Union Cabinet, chaired by Prime Minister Narendra Modi, has cleared the Life Insurance Corporation’s acquisition of 51 per cent stake in the debt-ridden IDBI Bank. The approval of the deal means LIC will raise its stake in the bank from the current 8 per cent to 51 per cent, which makes makes it a majority holder. As per the proposal, IDBI Bank will issue preferential shares to LIC to raise money.
The LIC stake buy will help the bank get capital support of Rs 10,000-13,000 crore. With the acquisition of a majority stake, LIC is expected to appoint at least four members on the bank’s board.
LIC-IDBI deal: Cabinet approves LIC’s acquisition of 51% stake in IDBI Bank
Interim Finance Minister Piyush Goyal said the deal would be a win-win for all — the government, LIC and the IDBI Bank. “The government has taken many steps to make Indian banks stronger since August 2015. The asset quality review of evergreen loans and restructuring, which led to a jump in the NPA figure, revealed that most of them were issued before 2014. Because of this, the government has infused capital in these banks. Of these NPA-hit banks, IDBI has been infused with around Rs 16,000 crore as it held 25 per cent gross NPAs when its asset quality review was done. Now the bank is standing firm. To make it stronger, it has been connected with LIC, which can spread its reach to all corners of the country,” said Piyush Goyal.

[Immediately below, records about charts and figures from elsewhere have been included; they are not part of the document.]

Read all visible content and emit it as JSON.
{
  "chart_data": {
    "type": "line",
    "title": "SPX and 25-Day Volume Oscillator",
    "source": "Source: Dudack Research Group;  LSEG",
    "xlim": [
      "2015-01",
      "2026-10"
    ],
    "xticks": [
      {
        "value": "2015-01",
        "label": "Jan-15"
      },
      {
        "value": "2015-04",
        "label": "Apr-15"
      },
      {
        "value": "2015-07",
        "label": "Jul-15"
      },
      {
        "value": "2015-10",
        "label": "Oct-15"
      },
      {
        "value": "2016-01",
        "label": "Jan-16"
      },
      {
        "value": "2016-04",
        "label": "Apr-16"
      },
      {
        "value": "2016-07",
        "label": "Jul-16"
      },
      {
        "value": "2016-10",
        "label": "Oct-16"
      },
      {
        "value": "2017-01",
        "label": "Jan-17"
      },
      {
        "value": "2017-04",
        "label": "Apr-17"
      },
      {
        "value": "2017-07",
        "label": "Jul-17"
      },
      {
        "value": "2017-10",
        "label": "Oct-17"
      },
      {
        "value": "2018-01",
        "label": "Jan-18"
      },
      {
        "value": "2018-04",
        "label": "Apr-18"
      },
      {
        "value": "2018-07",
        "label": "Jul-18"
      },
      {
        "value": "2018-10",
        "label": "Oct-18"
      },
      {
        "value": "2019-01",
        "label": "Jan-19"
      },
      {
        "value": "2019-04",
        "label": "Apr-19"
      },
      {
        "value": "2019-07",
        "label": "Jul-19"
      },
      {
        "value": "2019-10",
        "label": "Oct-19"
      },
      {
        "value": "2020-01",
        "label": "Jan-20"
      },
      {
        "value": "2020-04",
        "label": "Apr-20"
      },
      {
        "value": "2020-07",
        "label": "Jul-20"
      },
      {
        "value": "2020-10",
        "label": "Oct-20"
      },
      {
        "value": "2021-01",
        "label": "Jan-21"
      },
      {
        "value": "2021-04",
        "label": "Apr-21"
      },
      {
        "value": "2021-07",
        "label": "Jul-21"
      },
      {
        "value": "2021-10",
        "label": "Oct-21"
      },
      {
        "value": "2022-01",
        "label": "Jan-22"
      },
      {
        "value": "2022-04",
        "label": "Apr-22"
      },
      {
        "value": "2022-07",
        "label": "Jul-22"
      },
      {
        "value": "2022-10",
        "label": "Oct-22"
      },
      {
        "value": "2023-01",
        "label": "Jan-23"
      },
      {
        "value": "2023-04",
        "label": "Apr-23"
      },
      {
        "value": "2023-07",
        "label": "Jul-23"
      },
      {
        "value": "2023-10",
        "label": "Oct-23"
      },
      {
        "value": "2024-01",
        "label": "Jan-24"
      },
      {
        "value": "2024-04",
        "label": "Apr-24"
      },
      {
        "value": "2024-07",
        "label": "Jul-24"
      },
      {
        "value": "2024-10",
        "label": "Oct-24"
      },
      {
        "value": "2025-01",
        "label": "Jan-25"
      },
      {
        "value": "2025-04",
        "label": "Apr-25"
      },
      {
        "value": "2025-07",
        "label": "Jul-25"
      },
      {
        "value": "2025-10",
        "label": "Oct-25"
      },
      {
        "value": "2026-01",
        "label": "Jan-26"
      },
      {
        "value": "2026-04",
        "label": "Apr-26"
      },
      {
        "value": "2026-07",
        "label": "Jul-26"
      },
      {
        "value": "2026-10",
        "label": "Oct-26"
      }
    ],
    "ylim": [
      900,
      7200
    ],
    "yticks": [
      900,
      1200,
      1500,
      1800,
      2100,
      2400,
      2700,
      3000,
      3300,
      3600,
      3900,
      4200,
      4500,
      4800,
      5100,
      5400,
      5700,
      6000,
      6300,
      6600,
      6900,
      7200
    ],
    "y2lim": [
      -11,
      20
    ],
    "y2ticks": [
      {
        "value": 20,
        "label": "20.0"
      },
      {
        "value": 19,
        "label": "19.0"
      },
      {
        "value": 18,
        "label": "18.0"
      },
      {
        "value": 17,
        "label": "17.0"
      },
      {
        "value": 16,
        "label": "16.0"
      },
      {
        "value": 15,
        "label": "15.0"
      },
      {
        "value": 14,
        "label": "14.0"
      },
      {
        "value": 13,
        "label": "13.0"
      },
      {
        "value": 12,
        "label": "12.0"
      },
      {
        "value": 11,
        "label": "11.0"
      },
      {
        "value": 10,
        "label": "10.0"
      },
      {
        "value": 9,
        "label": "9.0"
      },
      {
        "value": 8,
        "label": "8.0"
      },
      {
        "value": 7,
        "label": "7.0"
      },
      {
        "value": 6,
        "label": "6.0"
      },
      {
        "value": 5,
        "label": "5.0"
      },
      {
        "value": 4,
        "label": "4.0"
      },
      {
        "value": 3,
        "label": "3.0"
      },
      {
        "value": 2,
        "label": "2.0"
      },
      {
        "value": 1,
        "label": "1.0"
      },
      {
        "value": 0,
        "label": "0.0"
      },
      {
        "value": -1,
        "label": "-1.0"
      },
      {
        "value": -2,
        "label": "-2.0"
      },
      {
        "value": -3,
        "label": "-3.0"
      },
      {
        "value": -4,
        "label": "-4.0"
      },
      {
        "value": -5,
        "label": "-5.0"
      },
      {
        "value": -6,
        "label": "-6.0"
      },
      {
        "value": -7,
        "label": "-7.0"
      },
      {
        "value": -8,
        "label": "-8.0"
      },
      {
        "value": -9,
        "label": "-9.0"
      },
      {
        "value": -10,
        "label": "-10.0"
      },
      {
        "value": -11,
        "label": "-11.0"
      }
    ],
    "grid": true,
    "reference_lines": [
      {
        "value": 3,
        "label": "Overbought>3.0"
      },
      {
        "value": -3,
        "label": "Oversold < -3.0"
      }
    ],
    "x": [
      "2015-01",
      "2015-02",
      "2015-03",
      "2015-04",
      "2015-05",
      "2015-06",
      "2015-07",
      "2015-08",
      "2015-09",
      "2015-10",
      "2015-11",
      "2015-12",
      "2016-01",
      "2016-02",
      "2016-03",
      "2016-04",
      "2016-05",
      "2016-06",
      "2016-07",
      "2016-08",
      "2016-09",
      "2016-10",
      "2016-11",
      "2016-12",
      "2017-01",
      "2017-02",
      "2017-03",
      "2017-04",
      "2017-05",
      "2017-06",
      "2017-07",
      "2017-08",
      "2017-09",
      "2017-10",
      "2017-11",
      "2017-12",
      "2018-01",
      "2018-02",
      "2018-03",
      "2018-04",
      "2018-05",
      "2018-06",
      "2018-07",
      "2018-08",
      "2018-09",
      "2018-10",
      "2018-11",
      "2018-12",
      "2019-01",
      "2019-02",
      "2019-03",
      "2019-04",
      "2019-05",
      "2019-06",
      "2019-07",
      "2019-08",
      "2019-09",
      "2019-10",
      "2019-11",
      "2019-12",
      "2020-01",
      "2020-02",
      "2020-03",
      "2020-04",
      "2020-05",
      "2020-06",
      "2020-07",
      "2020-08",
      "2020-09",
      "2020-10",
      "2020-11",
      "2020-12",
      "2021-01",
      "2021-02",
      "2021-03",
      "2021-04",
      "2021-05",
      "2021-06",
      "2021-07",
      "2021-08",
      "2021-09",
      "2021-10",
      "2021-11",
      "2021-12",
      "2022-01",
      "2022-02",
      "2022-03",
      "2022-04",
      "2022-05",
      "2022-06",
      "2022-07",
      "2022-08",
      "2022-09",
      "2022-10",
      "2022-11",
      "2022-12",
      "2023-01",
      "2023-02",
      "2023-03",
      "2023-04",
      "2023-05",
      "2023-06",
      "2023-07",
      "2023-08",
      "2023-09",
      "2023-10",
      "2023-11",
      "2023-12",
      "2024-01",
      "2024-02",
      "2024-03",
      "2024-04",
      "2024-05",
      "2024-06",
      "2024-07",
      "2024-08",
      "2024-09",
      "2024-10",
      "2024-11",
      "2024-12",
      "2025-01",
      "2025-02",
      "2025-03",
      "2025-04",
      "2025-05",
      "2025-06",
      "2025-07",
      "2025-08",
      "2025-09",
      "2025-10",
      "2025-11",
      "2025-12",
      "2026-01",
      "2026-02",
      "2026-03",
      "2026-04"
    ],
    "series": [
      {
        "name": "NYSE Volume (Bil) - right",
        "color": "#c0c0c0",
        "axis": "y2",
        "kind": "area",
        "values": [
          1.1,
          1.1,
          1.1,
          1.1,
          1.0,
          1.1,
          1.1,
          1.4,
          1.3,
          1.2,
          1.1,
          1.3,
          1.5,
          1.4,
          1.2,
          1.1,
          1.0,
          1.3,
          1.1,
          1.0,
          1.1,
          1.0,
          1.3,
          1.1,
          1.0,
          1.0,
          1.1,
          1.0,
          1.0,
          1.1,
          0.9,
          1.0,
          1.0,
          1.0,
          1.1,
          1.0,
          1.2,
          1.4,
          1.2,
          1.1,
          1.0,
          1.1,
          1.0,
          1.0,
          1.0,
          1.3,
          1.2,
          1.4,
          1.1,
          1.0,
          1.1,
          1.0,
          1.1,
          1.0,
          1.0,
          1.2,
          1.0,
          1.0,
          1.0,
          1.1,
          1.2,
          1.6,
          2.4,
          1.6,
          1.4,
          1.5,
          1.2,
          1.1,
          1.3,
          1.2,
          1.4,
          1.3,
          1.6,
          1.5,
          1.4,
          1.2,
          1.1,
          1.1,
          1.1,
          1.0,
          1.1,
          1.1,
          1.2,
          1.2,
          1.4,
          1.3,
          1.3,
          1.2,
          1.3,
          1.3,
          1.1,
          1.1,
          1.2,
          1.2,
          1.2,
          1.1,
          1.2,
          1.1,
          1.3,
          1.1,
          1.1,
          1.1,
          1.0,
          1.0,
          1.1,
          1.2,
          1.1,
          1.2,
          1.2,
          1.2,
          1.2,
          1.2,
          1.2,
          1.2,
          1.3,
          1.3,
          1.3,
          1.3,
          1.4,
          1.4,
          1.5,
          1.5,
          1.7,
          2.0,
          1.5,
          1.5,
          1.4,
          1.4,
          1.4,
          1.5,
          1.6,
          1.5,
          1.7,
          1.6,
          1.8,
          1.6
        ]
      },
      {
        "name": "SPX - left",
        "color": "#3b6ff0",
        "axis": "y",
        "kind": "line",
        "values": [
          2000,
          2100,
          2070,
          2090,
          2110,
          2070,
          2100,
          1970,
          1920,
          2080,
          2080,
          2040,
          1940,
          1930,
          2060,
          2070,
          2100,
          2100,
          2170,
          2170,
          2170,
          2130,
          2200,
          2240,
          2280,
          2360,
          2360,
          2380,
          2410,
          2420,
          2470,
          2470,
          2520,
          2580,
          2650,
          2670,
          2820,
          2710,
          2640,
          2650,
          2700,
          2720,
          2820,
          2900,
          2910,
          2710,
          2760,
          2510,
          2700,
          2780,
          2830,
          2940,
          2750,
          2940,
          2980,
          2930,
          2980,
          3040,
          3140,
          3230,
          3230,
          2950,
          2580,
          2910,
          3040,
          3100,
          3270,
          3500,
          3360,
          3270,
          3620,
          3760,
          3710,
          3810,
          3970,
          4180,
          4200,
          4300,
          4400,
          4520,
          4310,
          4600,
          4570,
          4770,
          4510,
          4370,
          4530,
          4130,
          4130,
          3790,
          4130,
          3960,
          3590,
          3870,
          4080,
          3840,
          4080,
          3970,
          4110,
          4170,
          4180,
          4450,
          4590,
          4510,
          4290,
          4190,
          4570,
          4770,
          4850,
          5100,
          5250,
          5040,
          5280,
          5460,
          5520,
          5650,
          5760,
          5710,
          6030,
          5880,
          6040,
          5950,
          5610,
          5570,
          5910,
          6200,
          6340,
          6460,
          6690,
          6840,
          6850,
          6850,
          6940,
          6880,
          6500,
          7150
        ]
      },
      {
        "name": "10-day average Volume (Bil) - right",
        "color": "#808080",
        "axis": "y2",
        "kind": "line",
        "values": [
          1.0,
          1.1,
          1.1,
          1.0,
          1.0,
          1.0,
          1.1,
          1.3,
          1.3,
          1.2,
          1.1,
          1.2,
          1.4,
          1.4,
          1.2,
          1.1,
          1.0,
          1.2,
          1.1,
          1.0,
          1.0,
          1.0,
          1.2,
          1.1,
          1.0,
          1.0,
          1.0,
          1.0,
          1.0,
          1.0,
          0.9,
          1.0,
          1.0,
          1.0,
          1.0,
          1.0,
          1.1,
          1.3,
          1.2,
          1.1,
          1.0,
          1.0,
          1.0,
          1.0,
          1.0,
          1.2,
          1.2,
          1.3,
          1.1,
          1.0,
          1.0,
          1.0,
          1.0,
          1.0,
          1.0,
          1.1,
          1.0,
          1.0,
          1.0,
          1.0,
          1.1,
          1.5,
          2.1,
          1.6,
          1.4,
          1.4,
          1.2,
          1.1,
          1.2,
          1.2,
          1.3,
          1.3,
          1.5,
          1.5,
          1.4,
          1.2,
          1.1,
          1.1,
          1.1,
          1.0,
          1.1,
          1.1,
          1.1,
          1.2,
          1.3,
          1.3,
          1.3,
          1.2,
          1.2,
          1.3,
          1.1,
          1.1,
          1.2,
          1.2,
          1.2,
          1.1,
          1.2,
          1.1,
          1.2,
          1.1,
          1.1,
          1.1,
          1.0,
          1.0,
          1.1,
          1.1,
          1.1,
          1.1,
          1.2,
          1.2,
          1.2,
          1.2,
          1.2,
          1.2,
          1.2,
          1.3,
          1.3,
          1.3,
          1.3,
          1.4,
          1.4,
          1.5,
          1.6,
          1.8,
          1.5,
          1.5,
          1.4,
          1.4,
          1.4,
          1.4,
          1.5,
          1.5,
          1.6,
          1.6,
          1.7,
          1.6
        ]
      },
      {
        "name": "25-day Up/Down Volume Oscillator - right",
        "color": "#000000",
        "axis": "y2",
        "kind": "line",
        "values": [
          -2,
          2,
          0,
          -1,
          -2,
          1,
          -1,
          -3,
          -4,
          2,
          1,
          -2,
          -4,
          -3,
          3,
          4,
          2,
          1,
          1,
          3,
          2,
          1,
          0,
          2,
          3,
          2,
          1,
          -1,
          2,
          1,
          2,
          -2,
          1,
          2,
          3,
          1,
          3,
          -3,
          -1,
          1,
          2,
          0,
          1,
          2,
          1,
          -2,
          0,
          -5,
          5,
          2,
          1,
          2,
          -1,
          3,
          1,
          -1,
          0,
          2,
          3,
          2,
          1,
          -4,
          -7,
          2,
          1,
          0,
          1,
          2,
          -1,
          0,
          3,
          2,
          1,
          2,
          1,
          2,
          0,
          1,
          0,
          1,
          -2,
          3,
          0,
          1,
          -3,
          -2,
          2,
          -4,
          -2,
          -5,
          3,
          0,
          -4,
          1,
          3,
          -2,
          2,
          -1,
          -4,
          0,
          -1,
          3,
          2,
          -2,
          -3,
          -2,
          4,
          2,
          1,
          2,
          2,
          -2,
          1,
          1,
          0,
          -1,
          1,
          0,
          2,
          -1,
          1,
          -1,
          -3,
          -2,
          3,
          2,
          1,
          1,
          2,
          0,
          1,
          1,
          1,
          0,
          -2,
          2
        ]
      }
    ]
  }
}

He added the deal was important as it would make IDBI Bank stronger, its capital adequacy would improve, and it could soon get out of prompt corrective action. “With the help of around 11 lakh agents across the country, LIC could get low-cost funds. In addition to this, LIC would provide a big market for IDBI for spread its business,” said Goyal.
According to the takeover plan approved by the Insurance Regulatory and Development Authority (IRDA), the state-owned insurance company would not have any management control over the state-owned bank. Also, LIC would present a comprehensive plan to reduce its stake to 15 per cent over a period of the seven years.
The government, with 86 per cent stake in IDBI, wanted to privatise IDBI by ceding control for long. However, its plan did not succeed due to the bank’s deteriorating financial condition.
The IDBI Bank has the highest gross non-performing assets (27.95 per cent) as a percentage of total loans among all public sector banks. It has accumulated losses of over Rs 17,000 crore. Out of its total outstanding loans of Rs 1.99-lakh crore, it already has recognised gross NPAs worth Rs 55,588 crore while it has already provisioned for NPAs worth Rs 26,902 crore. The public lender has reported losses of Rs 8,237.92 crore in FY 18, Rs 5,158.14 crore in FY 17, and Rs 3,664.80 crore FY16.
Besides, IDBI Bank is already under banking regulator RBI’s prompt corrective action (PCA), which restricts the bank’s ability to expand loan business; requires it to shed non-core business and focus on returning to profitability by cutting expenses.